Autor do livro “Contra O Aborto” e professor de filosofia da Faculdade São Bento, Razzo corrobora o argumento. "Discordo do argumento central, de que não há diferença entre a égua e uma pessoa. Existe uma diferença ontológica e real entre o cavalo e o ser humano. O estatuto dos direitos dos animais pode, sim, incluí-los como membros de uma comunidade de direito, mas é possível ampliar os direitos dos animais sem esvaziar os dos humanos. O problema é quando ocorre o oposto", explica.
Neste sentido, o esvaziamento do direito reservado ao humano ocorre, justamente, quando o argumento pela defesa da vida se restringe às capacidades do ser em questão. “Não é o sofrimento, os sentimentos ou as vontades que definem a pessoa como ser humano, já que a vida humana possui um fim em si mesma, um valor intrínseco. Eis o erro daqueles que dão à vida humana um status de relativização: impor-lhe condicionantes. Creditar à humanidade esta visão simplista, permitiria que tirássemos a vida, por exemplo, de bebês, deficientes, relativamente incapazes, incapazes e assim por diante. Precisamos ter cuidado para não chegar na concepção Benthamista de vida: “um cavalo ou um cão adultos são muito mais racionais, [...] do que um bebê de um dia”, defende Vieira.

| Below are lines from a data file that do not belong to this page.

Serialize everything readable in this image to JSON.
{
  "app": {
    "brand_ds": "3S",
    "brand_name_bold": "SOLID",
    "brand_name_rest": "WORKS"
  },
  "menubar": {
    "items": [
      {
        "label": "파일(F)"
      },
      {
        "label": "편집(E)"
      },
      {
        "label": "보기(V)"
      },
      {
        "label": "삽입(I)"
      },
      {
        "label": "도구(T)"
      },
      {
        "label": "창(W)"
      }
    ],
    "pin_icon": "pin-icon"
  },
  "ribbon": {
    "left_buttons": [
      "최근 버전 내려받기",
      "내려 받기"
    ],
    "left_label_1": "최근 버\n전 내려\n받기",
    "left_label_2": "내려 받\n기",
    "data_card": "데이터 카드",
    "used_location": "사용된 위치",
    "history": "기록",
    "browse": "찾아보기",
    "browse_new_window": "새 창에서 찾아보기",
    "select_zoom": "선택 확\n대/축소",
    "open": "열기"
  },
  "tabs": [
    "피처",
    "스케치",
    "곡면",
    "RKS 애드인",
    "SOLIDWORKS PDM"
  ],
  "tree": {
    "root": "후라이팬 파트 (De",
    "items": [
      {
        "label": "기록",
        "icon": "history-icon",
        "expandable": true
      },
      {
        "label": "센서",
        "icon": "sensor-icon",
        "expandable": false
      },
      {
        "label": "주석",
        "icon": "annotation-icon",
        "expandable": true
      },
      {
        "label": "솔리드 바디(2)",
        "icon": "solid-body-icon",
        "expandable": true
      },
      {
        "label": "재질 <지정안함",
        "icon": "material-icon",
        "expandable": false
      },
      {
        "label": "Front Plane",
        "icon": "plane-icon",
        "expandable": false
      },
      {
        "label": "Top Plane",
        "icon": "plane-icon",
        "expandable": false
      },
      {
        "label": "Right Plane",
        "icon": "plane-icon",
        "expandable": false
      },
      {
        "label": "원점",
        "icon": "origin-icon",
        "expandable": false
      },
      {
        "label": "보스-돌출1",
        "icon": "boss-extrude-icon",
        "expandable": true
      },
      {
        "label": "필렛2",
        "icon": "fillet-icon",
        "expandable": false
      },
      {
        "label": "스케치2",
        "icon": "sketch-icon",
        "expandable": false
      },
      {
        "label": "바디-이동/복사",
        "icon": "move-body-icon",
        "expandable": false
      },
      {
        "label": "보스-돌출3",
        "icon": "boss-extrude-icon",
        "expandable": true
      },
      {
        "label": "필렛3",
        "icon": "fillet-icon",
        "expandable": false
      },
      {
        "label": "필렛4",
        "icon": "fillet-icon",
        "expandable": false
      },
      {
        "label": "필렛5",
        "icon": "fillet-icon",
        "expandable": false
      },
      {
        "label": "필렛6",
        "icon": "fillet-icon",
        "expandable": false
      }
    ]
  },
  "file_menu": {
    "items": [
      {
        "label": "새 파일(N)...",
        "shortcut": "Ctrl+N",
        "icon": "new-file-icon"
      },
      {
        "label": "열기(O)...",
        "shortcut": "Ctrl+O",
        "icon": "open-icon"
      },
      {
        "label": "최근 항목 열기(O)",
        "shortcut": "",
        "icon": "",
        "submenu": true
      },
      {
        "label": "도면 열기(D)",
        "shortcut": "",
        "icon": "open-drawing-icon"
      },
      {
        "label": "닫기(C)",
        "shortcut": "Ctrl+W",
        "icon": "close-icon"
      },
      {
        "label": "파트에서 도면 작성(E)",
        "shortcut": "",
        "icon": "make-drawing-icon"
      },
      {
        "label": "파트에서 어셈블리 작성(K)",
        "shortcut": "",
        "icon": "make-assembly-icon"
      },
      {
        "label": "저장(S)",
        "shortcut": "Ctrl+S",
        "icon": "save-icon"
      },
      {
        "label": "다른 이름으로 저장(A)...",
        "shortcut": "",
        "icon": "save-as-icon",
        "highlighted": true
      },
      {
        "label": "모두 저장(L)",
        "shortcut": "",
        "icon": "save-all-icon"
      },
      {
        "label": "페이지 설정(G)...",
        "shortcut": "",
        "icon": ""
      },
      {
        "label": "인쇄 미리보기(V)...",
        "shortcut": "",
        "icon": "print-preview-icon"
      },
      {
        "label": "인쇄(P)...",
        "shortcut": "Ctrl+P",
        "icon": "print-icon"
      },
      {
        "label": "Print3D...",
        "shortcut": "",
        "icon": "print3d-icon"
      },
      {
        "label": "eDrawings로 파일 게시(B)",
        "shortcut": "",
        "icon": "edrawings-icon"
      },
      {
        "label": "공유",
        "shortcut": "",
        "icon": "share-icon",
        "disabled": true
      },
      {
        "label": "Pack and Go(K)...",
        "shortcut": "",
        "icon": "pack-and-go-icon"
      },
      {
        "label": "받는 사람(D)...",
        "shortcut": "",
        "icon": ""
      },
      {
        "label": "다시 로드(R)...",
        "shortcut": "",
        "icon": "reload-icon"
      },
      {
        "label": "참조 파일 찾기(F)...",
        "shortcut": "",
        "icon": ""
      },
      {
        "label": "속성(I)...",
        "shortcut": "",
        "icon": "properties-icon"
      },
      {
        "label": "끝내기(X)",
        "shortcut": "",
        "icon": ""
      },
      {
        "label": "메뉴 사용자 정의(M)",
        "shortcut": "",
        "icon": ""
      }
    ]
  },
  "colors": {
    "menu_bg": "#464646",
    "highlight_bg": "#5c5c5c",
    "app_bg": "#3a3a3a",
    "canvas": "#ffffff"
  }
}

Na entrevista à Gazeta do Povo, Velloso reconhece que a aplicação de direitos exclusivos aos seres humanos a animais pode ter grande impacto jurídico - como o hábito de comer carne, por exemplo. Vieira alerta, entretanto, que a questão pode impactar até mesmo a constitucionalidade da utilização ritualística de animais em cultos, como forma de garantir a liberdade religiosa das religiões de matriz africana - assunto já decidido pelo STF no RE 494601/RS.

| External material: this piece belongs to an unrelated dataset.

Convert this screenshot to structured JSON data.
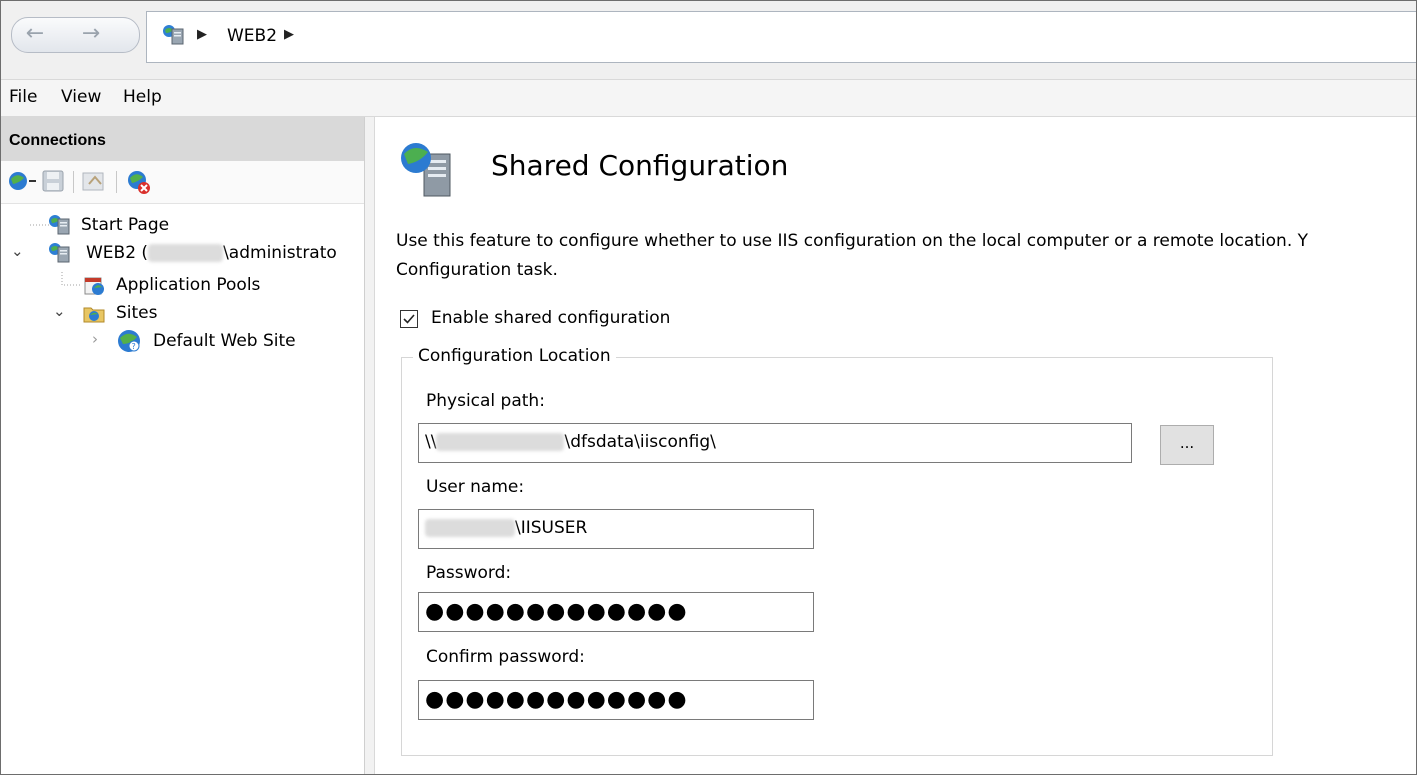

Nada disso significa, entretanto, que os animais devam ser tratados de forma degradante - ou mesmo que, mediante aplicação dos direitos já reservados aos animais, a égua Flor não possa dar à luz ao potrinho. "Sou bastante simpático à causa dos direitos dos animais e acho que é uma capacidade humana de conseguir, de alguma forma, inscrever na natureza aquilo que nós somos enquanto seres que conseguem dimensionalizar a vida a partir da caridade e da compaixão”, destaca Razzo. A fonte do tratamento, contudo, é que deve ser diferente. “A dignidade dos animais é resultado da dignidade humana. É porque temos dignidade que tratamos os animais assim”, diz Vieira.